O Congresso trabalha, a toque de caixa, para afrouxar a legislação eleitoral, aprovando pacote de alterações que vai dificultar o controle dos gastos dos partidos e pode resultar no perdão de R$ 23 bilhões em dívidas de agremiações por irregularidades nas eleições

Crédito: Gabriela Biló

Alterações na legislação são impulsionadas por Arthur Lira (PP-AL): apoio da direita, da esquerda e do Centrão (Crédito: Gabriela Biló)

Por Gabriela Rölke e Samuel Nunes

Deputados e senadores correm contra o tempo neste mês de setembro para aprovar, em benefício próprio, um pacote de alterações na legislação eleitoral cujo objetivo é perdoar dívidas dos partidos com a Justiça Eleitoral, além de afrouxar mecanismos de fiscalização e controle, entre outros pontos.

Impulsionada pelo presidente da Câmara, Arthur Lira (PP-AL), a ofensiva que fragiliza a transparência e a prestação de contas tem o apoio da direita, da esquerda e do Centrão.

A chamada PEC da Anistia, que tramita na Câmara em regime de urgência, pode resultar no perdão de R$ 23 bilhões em dívidas de partidos e políticos por irregularidades eleitorais.

Também podem ser revertidos pelo Congresso avanços recentes que garantiram a mulheres e pessoas negras uma participação mais igualitária nas disputas eleitorais.

Já a minirreforma eleitoral, cujo texto-base foi aprovado na Câmara na quarta-feira, 13, enfraquece as leis da Ficha Limpa e da Improbidade Administrativa.

O Parlamento tem pressa. Para que as alterações possam valer já para as próximas eleições, em 2024, as novas normas precisam estar promulgadas ou sancionadas até o dia 5 de outubro: um escândalo inominável em matéria de retrocesso do processo eleitoral brasileiro.

A minirreforma, que ainda precisa ser aprovada pelo Senado antes de ir à sanção do presidente Lula, abre brecha para que os chamados fichas-sujas, que até então teriam as candidaturas barradas pela Justiça Eleitoral, possam disputar as eleições caso tenham sido condenados por infrações mais brandas, como deixar de prestar contas ou nomear familiares para cargos de confiança.

Outra mudança que afrouxa a Lei da Ficha Limpa estabelece que, nos casos de improbidade administrativa, só será negado o registro de candidatura se ficar comprovado que o agente público agiu com dolo, isto é, de forma intencional.

Além disso, uma aparentemente sutil mudança de redação no texto gerou uma verdadeira aberração: condenados por lesão ao Erário ou enriquecimento ilícito poderão disputar as eleições – só terão suas candidaturas barradas caso tenham praticado cumulativamente as duas infrações.

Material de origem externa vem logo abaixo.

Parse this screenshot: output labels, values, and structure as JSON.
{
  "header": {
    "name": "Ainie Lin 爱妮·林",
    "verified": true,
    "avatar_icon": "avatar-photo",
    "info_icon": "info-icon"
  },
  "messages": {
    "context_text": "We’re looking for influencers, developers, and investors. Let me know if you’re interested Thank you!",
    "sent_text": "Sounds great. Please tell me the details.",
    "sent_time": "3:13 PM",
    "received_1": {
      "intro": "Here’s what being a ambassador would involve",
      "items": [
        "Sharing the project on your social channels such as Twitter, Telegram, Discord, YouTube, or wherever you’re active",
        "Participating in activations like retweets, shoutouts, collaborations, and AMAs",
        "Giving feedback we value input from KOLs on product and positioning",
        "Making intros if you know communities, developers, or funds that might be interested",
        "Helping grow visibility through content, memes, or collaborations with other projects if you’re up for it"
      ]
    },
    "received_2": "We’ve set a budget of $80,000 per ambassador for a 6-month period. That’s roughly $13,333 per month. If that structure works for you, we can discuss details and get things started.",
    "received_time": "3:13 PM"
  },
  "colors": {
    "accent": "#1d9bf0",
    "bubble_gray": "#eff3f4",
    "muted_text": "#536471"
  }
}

Já a inelegibilidade de oito anos, que atualmente começa a ser contada a partir do trânsito em julgado da condenação no Tribunal Superior Eleitoral (TSE) passará a ser contada a partir de decisão colegiada, como, por exemplo, condenações nos Tribunais Regionais Eleitorais (TREs) nos estados. Na prática, vai permitir que políticos condenados retornem mais cedo às disputas eleitorais.

Antônio Carlos Rodrigues (PL-SP) defende perdão para dívidas de partidos (Crédito:Vini Loures)

Teto para multas

O Congresso também prepara uma “vacina” para evitar situações como a ocorrida em 2022 com o PL de Valdemar da Costa Neto: o partido, que questionou na Justiça o resultado do segundo turno das eleições presidenciais, foi multado em R$ 22,9 milhões pelo TSE por litigância de má-fé.

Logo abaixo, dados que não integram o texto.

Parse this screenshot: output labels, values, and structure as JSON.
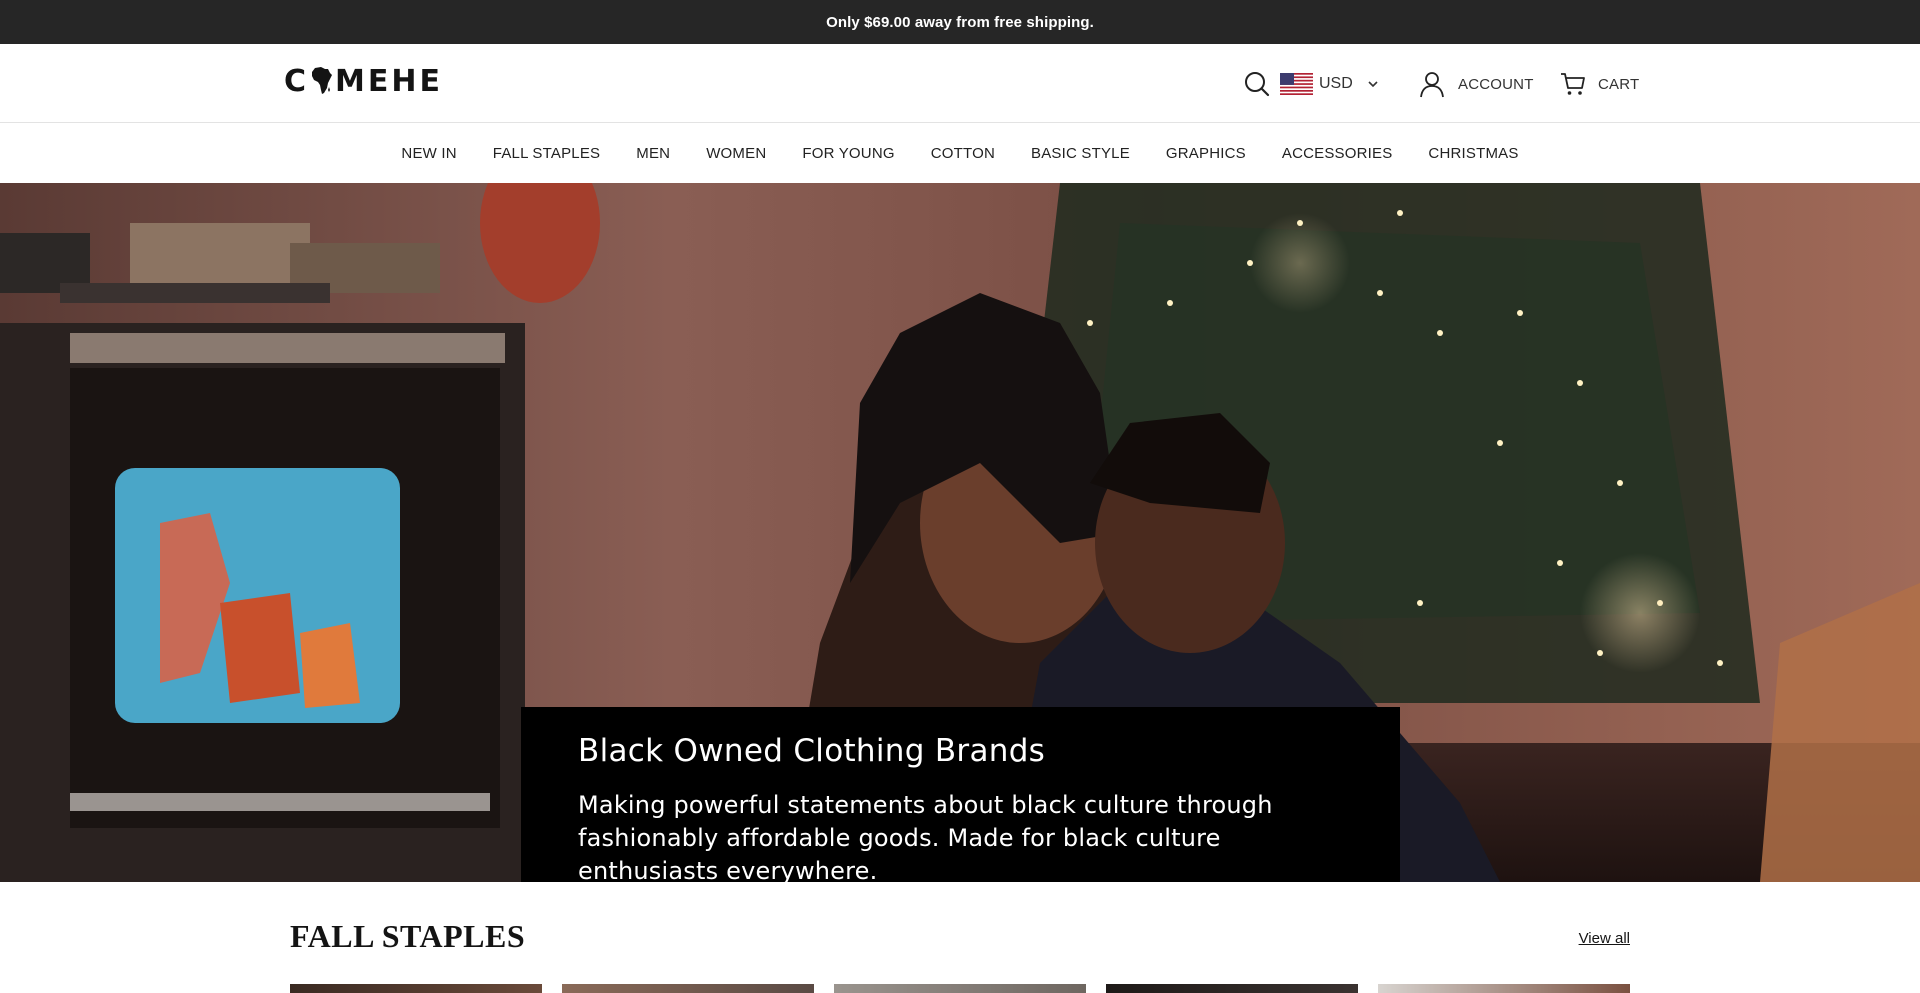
{
  "announcement": {
    "text": "Only $69.00 away from free shipping."
  },
  "header": {
    "logo_text_left": "C",
    "logo_text_right": "MEHE",
    "currency_code": "USD",
    "account_label": "ACCOUNT",
    "cart_label": "CART"
  },
  "nav": {
    "items": [
      {
        "label": "NEW IN"
      },
      {
        "label": "FALL STAPLES"
      },
      {
        "label": "MEN"
      },
      {
        "label": "WOMEN"
      },
      {
        "label": "FOR YOUNG"
      },
      {
        "label": "COTTON"
      },
      {
        "label": "BASIC STYLE"
      },
      {
        "label": "GRAPHICS"
      },
      {
        "label": "ACCESSORIES"
      },
      {
        "label": "CHRISTMAS"
      }
    ]
  },
  "hero": {
    "title": "Black Owned Clothing Brands",
    "text": "Making powerful statements about black culture through fashionably affordable goods. Made for black culture enthusiasts everywhere."
  },
  "section": {
    "title": "FALL STAPLES",
    "view_all": "View all"
  },
  "colors": {
    "announcement_bg": "#262626",
    "hero_caption_bg": "#000000",
    "text_dark": "#141414"
  },
  "icons": [
    "search-icon",
    "us-flag-icon",
    "chevron-down-icon",
    "account-icon",
    "cart-icon",
    "africa-logo-icon"
  ]
}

O valor correspondia a 32% dos R$ 71,5 milhões recebidos a título de fundo partidário. A minirreforma busca estabelecer um teto para o valor das multas, de 10% do fundo partidário a que cada agremiação tem direito.

O tribunal também não poderá mais suspender ou bloquear repasses do fundo eleitoral nos meses que antecedem as eleições. Em 2022, o total foi de R$ 4,9 bilhões destinados aos partidos. No que depender dos congressistas, esse valor será ainda maior em 2024.

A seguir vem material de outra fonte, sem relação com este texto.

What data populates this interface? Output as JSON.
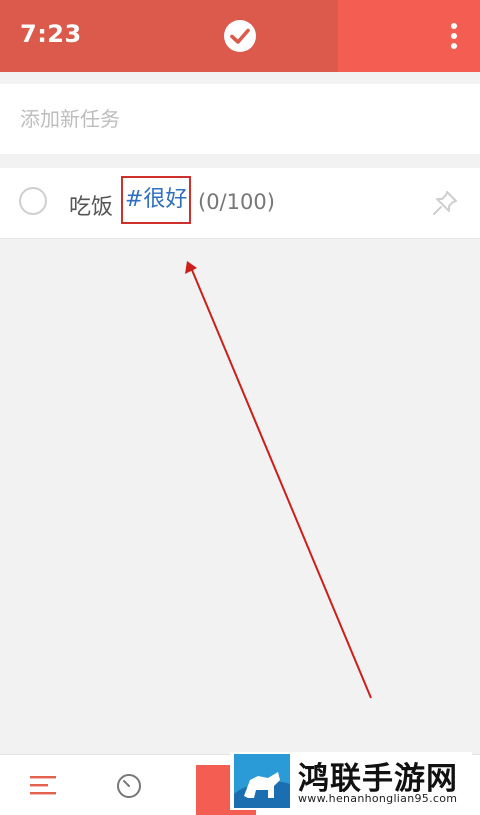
{
  "status_bar": {
    "time": "7:23"
  },
  "header": {
    "logo_icon": "check-circle-icon",
    "menu_icon": "more-vert-icon"
  },
  "add_task": {
    "placeholder": "添加新任务",
    "value": ""
  },
  "tasks": [
    {
      "name": "吃饭",
      "tag": "#很好",
      "progress": "(0/100)",
      "pin_icon": "pin-icon"
    }
  ],
  "bottom_nav": {
    "items": [
      "list-icon",
      "clock-icon",
      "add-button"
    ]
  },
  "watermark": {
    "title": "鸿联手游网",
    "url": "www.henanhonglian95.com"
  },
  "colors": {
    "header": "#dc5a4b",
    "header_right": "#f45d52",
    "accent": "#f45d52",
    "tag_text": "#2f6fbf",
    "highlight_box": "#d0302c",
    "arrow": "#cc1f1a",
    "background": "#f2f2f2"
  }
}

A minirreforma também vai dificultar a identificação dos doadores de campanha: as doações via Pix poderão ser feitas por qualquer chave Pix, e não apenas por chave de CPF.

Além disso, em casos de subcontratações durante a campanha eleitoral, os candidatos não vão precisar informar dados sobre os subcontratados por empresas terceirizadas, o que dificulta o trabalho de fiscalização da Justiça Eleitoral.

Entidades da sociedade civil criticam a pressa com que as alterações vêm sendo discutidas no Congresso. Apontam que é preciso aprofundar o debate também com a participação de especialistas.

A pressão de organizações de transparência eleitoral e de movimentos anticorrupção conseguiu barrar pelo menos um dos pontos mais polêmicos em discussão: a possibilidade de que a pena de cassação do mandato do candidato fosse substituída pelo pagamento de multa de até R$ 150 mil. Valor idêntico também livraria da cassação quem fosse condenado por compra de votos.

Para a advogada Emma Palú Bueno, da Academia Brasileira de Direito Eleitoral e Político (Abradep), a apreciação de um pacote de propostas em cima do prazo-limite para as mudanças entrarem em vigor é prejudicial à democracia. “Nós temos um Código Eleitoral que é completamente defasado, da ditadura militar, que sofreu muitas alterações. A solução mais segura seria reformar esse Código Eleitoral, para trazermos mais segurança para o pleito”, afirma.